By Collin Jones,

Los Angeles County has reportedly instituted a zero-bail system that officially went into effect on Sunday. The move eliminates setting a defendant’s cash bail amount based on the crime committed.

Fox News reported that the critics of the old policy, which set bail proportionate to the severity of the crime, claimed that the rule favored the wealthy who could afford to pay their way out of jail while failing to sufficiently ensure the safety of the public.

However, the new zero-bail system is also facing backlash. Known as the Pre-Arraignment Release Protocol, the new system is being criticized by law-and-order advocates for taking responsibility away from the justice system by allowing suspects who allegedly commit crimes to quickly be released from custody instead of remaining in jail until charges and a trial have been set.

The only suspects who would not be released are those who have been accused of committing the most serious crimes, such as murder.

“Our communities have not been shy about telling us how nervous they are about this change,” Los Angeles County Sheriff Robert Lunda said to a Board of Supervisors, claiming that crime victims who see offenders immediately released from custody are left with almost no confidence in the criminal justice system, per KNBC.

However, county supervisor Holly Mitchell says that the new bail system does not mean suspected criminals are evading consequences for their actions.
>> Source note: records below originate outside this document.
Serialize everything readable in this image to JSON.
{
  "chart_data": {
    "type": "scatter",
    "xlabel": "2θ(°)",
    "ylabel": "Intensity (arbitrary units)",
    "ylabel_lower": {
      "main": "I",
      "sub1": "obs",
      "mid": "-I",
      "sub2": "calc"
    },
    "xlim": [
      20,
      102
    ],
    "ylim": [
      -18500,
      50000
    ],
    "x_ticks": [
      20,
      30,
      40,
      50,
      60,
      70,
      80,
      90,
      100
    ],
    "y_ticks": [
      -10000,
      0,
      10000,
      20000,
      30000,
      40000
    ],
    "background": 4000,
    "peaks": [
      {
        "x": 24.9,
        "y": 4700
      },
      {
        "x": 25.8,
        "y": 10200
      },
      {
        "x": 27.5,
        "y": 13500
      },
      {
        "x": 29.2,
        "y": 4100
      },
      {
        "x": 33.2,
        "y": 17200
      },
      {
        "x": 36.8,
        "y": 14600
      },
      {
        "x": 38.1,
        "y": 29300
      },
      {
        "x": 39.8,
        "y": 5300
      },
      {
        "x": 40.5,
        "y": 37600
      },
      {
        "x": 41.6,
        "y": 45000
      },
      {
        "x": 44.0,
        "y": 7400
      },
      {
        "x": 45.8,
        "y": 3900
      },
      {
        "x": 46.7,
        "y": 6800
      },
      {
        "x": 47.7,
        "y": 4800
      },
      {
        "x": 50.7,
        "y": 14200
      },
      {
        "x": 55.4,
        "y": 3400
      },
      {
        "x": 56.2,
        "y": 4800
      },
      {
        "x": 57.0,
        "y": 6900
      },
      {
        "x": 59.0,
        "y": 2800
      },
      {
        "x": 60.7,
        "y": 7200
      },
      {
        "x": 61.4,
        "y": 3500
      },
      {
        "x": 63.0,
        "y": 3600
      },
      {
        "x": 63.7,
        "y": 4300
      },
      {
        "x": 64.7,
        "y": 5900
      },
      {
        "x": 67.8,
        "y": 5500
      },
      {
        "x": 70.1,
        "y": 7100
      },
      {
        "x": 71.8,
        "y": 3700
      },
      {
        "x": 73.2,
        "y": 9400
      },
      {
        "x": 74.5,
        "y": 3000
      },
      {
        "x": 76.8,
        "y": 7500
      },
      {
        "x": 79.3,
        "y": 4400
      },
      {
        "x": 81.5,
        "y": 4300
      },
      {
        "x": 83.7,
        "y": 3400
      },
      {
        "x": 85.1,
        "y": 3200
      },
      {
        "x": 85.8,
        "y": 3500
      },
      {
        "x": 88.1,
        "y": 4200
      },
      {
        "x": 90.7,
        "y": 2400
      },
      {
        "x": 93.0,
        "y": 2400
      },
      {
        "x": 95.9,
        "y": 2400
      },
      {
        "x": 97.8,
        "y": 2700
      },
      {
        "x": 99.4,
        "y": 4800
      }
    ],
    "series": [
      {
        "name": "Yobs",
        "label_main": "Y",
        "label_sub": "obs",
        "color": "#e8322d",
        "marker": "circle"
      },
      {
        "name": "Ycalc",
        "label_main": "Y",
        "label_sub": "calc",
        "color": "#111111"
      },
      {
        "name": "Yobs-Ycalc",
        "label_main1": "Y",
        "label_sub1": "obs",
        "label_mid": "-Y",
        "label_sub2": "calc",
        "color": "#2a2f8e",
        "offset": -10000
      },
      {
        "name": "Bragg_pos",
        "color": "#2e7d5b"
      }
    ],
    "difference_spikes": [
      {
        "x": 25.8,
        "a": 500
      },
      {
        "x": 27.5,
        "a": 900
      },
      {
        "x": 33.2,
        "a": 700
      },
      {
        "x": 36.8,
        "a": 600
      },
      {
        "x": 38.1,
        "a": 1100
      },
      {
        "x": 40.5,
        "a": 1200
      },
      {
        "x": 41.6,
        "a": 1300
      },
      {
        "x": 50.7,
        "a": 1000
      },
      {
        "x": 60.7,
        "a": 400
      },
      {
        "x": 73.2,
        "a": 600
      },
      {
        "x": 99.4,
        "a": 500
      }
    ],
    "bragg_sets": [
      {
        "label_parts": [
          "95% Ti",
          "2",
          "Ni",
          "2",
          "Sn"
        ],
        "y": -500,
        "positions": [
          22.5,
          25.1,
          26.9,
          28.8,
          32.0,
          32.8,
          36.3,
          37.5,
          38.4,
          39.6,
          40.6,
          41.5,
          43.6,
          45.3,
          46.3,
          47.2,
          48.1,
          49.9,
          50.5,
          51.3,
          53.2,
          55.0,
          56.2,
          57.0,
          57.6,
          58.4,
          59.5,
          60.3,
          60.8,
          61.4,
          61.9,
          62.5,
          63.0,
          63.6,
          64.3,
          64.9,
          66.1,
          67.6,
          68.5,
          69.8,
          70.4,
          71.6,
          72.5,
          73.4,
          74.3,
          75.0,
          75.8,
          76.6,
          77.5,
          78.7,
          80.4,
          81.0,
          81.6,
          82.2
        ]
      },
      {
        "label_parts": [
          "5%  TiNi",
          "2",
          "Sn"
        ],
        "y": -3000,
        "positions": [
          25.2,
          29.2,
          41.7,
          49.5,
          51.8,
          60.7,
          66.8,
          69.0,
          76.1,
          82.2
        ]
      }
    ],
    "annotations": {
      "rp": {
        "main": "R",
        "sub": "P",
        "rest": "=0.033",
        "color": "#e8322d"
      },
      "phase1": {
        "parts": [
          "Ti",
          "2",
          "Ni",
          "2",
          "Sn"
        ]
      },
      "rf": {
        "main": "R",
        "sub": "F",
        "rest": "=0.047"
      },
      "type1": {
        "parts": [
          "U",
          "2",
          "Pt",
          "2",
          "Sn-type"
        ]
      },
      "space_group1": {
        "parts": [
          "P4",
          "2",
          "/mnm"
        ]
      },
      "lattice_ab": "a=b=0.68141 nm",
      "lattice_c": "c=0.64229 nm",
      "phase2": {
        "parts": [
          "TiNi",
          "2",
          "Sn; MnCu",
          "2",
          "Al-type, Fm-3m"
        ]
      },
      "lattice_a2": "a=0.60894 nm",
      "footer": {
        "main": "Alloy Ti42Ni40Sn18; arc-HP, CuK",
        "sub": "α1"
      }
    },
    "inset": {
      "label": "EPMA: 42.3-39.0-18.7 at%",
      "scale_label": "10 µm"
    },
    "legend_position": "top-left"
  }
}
She went on to say that “it’s really dangerous for us to conflate bail with accountability,” adding that “bail means I have the resources to pay my way out of jail.”

The new system was introduced after it was claimed that cash bail favored those with enough money to get themselves out of jail, while lower-income people were unable to pay their way out of jail for a similar crime.

The report noted that most people who were charged with non-violent or non-serious crimes would either be cited and released at the scene or booked and released at a police station, with an order to appear in court at a designated time once charges were filed.

Those who are suspected of being a flight risk or posing increased risk could be sent to a magistrate judge, who will then determine how to proceed with the accused. The accused could be held in custody pending arraignment or released under electronic monitoring.

A judge also reserves the authority to revoke a defendant’s release condition after the defendant has been charged and appeared in court for arraignment.